Amsterdam’s city archive, in collaboration with Capgemini and Microsoft, developed “Chat with History,” an AI-driven chatbot that makes 750 years of the city’s archival history accessible by digitizing, transcribing, and interpreting documents, enabling users worldwide to engage interactively with Amsterdam’s past through natural language queries and bridging human insight with advanced AI technology for cultural heritage preservation and education.

The challenge: making 50 kilometers of archives accessible with just a few lines of code

How do you make fifty kilometers of paper archives accessible to everyone? From students and tourists to historians and curious citizens. The Amsterdam City Archives preserves over five centuries of urban history, recorded in millions of documents, maps, letters, and registers.

Anyone who has ever visited an archive knows how complex it can be. Old handwriting, outdated Dutch, and limited search options make the collection valuable, but difficult to access for most people.

“What has been in the dark for centuries can finally come to light. From archive to public, for the people,”

says Pauline van de Heuvel, archivist at the Amsterdam City Archives.

To realize this ambition, Capgemini and Microsoft joined forces. Together with the Amsterdam City Archives, they developed Chat with History, an innovative AI solution that allows users to actually converse with Amsterdam’s rich history.

The solution: a conversation with the past

At the heart of Chat with History is an AI chatbot inspired by Bert de Vries, director of the Amsterdam City Archives. Users can ask questions about the city’s history through a simple interface, in their own language. From “What games did children play in the 17th century?” to “When was my street built?”

The chatbot provides answers based on original archival materials that are digitized, transcribed, and translated from old Dutch to modern Dutch. These documents are then searched and interpreted using generative AI, so users receive understandable and reliable answers.

“This is intelligence made real. We show that AI has reached the adoption phase. Not as an experiment, but as a working solution with direct societal value.”

Lucas Puddifoot, generative AI engineer at Capgemini, sees this project as the essence of Capgemini’s motto “Make it Real”

The technological foundation: from data to dialogue

The strength of Chat with History lies in the smart combination of carefully prepared data and modern AI technology.

The City Archives invested in creating an AI-ready foundation by structuring data using Transkribus and Handwritten Character Recognition (HCR). This allowed the digital documents to be directly used within the AI solution.

Capgemini and Microsoft built on this foundation using technologies such as Microsoft Azure AI Foundry, AI Search, Microsoft Agent Framework, and the Speech Services Avatar. This resulted in a scalable and secure environment where archive data is not only preserved but also actively utilized.

The chatbot uses so-called agentic AI, a form of artificial intelligence that can independently make connections and provide additional context.
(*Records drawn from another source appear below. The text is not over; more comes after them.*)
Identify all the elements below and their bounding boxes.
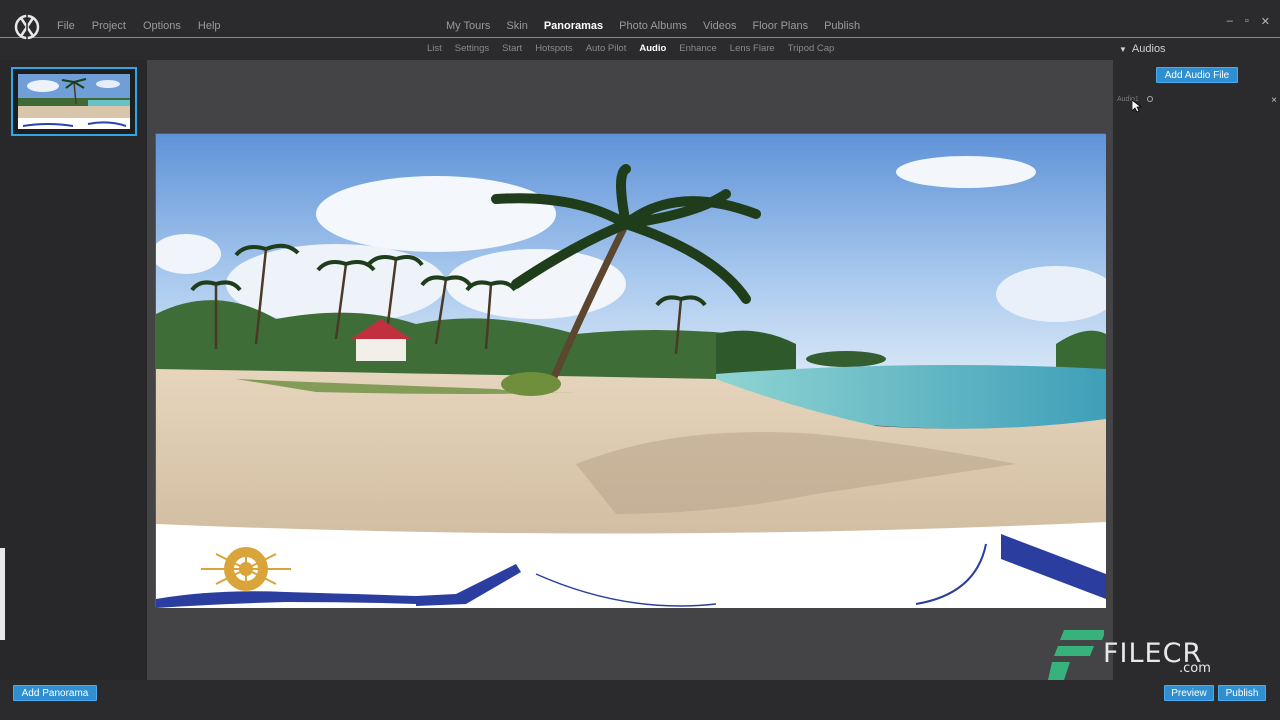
nav-panoramas[interactable]: Panoramas — [544, 20, 603, 32]
menu-file[interactable]: File — [57, 20, 75, 32]
audio-status-icon[interactable] — [1146, 96, 1153, 103]
app-logo-icon — [14, 14, 40, 40]
subtab-settings[interactable]: Settings — [455, 43, 489, 54]
minimize-icon[interactable]: – — [1227, 15, 1233, 28]
nav-floor-plans[interactable]: Floor Plans — [752, 20, 808, 32]
panorama-list-panel — [0, 60, 147, 680]
panorama-viewer[interactable] — [155, 133, 1106, 608]
subtab-hotspots[interactable]: Hotspots — [535, 43, 573, 54]
remove-audio-icon[interactable]: × — [1271, 95, 1277, 106]
menu-project[interactable]: Project — [92, 20, 126, 32]
top-navigation: My Tours Skin Panoramas Photo Albums Vid… — [446, 20, 876, 32]
audios-title: Audios — [1131, 43, 1166, 55]
main-menu: File Project Options Help — [57, 20, 238, 32]
panorama-image — [156, 134, 1106, 608]
subtab-auto-pilot[interactable]: Auto Pilot — [586, 43, 627, 54]
subtab-audio[interactable]: Audio — [639, 43, 666, 54]
subtab-start[interactable]: Start — [502, 43, 522, 54]
nav-videos[interactable]: Videos — [703, 20, 736, 32]
nav-publish[interactable]: Publish — [824, 20, 860, 32]
add-audio-file-button[interactable]: Add Audio File — [1156, 67, 1238, 83]
title-bar: File Project Options Help My Tours Skin … — [0, 0, 1280, 40]
app-window: File Project Options Help My Tours Skin … — [0, 0, 1280, 720]
bottom-bar: Add Panorama Preview Publish — [0, 680, 1280, 720]
collapse-triangle-icon[interactable]: ▼ — [1119, 45, 1127, 54]
editor-canvas — [147, 60, 1113, 680]
panorama-subnav: List Settings Start Hotspots Auto Pilot … — [427, 43, 847, 54]
subtab-tripod-cap[interactable]: Tripod Cap — [788, 43, 835, 54]
nav-my-tours[interactable]: My Tours — [446, 20, 490, 32]
subtab-lens-flare[interactable]: Lens Flare — [730, 43, 775, 54]
panorama-thumbnail-image — [18, 74, 130, 129]
restore-icon[interactable]: ▫ — [1245, 15, 1249, 28]
left-edge-marker — [0, 548, 5, 640]
subtab-enhance[interactable]: Enhance — [679, 43, 717, 54]
filecr-logo-icon — [1048, 630, 1104, 680]
add-panorama-button[interactable]: Add Panorama — [13, 685, 97, 701]
watermark-suffix: .com — [1179, 661, 1211, 676]
publish-button[interactable]: Publish — [1218, 685, 1266, 701]
filecr-watermark: FILECR .com — [1048, 628, 1218, 682]
mouse-cursor-icon — [1132, 100, 1142, 113]
nav-photo-albums[interactable]: Photo Albums — [619, 20, 687, 32]
subtab-list[interactable]: List — [427, 43, 442, 54]
menu-options[interactable]: Options — [143, 20, 181, 32]
audios-panel-header[interactable]: ▼ Audios — [1119, 43, 1166, 55]
window-controls: – ▫ ✕ — [1227, 15, 1270, 28]
menu-help[interactable]: Help — [198, 20, 221, 32]
panorama-thumbnail[interactable] — [11, 67, 137, 136]
close-icon[interactable]: ✕ — [1261, 15, 1270, 28]
audios-panel: ▼ Audios Add Audio File Audio1 × — [1113, 38, 1280, 680]
nav-skin[interactable]: Skin — [506, 20, 527, 32]
preview-button[interactable]: Preview — [1164, 685, 1214, 701]
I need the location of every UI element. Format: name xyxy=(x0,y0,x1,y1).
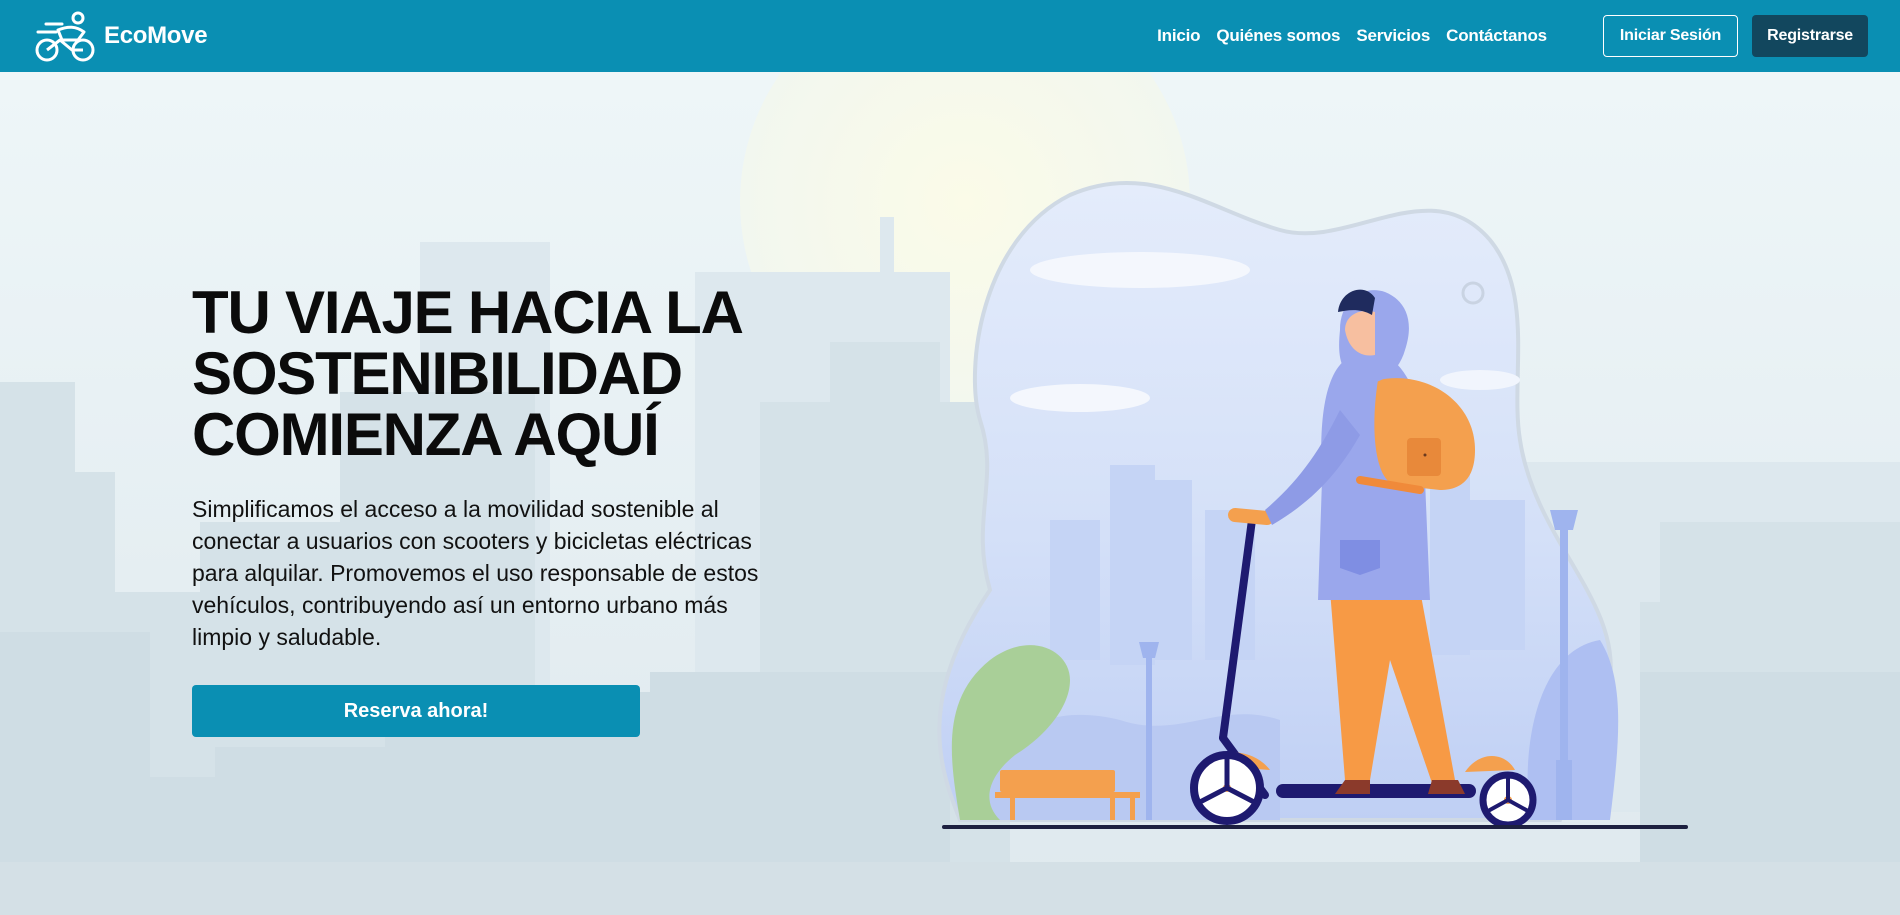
hero-section: TU VIAJE HACIA LA SOSTENIBILIDAD COMIENZ… xyxy=(192,282,812,737)
auth-actions: Iniciar Sesión Registrarse xyxy=(1602,15,1868,57)
register-button[interactable]: Registrarse xyxy=(1752,15,1868,57)
hero-description: Simplificamos el acceso a la movilidad s… xyxy=(192,496,759,650)
nav-link-inicio[interactable]: Inicio xyxy=(1157,26,1200,46)
hero-title-line: SOSTENIBILIDAD xyxy=(192,340,683,407)
nav-link-quienes-somos[interactable]: Quiénes somos xyxy=(1216,26,1340,46)
hero-title: TU VIAJE HACIA LA SOSTENIBILIDAD COMIENZ… xyxy=(192,282,812,465)
main-nav: Inicio Quiénes somos Servicios Contáctan… xyxy=(1157,26,1547,46)
nav-link-servicios[interactable]: Servicios xyxy=(1356,26,1430,46)
hero-title-line: TU VIAJE HACIA LA xyxy=(192,279,744,346)
scooter-rider-illustration xyxy=(920,180,1700,850)
scooter-rider-icon xyxy=(937,180,1688,829)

This allows users not only to search but also to discover.

“It’s no longer about knowing where to search,” says Puddifoot. “It’s about being able to explore. AI transforms the search for knowledge into experiencing of knowledge.”

Human-AI Chemistry: technology serving stories

Chat with History shows how technology and human insight can reinforce each other. While AI is often used for business or technical applications, this project is all about human stories.

The Amsterdam archives contain the lives of real people: residents, artists, merchants, and migrants who have shaped the city over the centuries. Thanks to the chatbot, these stories are made accessible in a new way, allowing users to make a direct connection between the present and the past. This is a concrete example of Human-AI Chemistry: the natural collaboration between human and machine. The technology supports, it does not replace. Archivists and historians remain indispensable for providing context, while AI helps make large amounts of data searchable and insights visible.

Impact: history for everyone

By the end of 2025, about 2 percent of the archive will be digitized. Each new step in this process brings a larger part of Amsterdam’s history closer to the public.

For the City Archives, Chat with History means a fundamental change: from a repository of documents to a dynamic source of knowledge. The solution opens the archive to a global audience. People everywhere can converse with Amsterdam’s history in their own language.

From promise to practice: the power of adoption

Chat with History marks an important step in the development of generative AI within the public sector. While many organizations are still in the research phase, this project is already in the adoption phase. The technology is actually being applied and delivers measurable societal value.

This demonstrates that AI is no longer just a promise, but a practical tool that helps democratize knowledge and preserve culture. By connecting technology with cultural heritage, a future-proof way of making history accessible is created.

“We have turned the promise of intelligence into concrete impact,” says Puddifoot. “This project shows what happens when humans and machines work together. Not to replace, but to enrich.”

The future: keep discovering

In the coming years, the system will be further expanded with new datasets, improved language models, and additional features such as speech interaction and visual context via old maps and photos.

However, the core of the project remains unchanged: bringing history closer to people. Thanks to Chat with History, anyone, anywhere in the world, can converse with Amsterdam’s past. What once began as fifty kilometers of paper has now become a living conversation between generations. Chat with History shows how technology can bring culture to life. Through AI, the past is not only preserved but also actively experienced.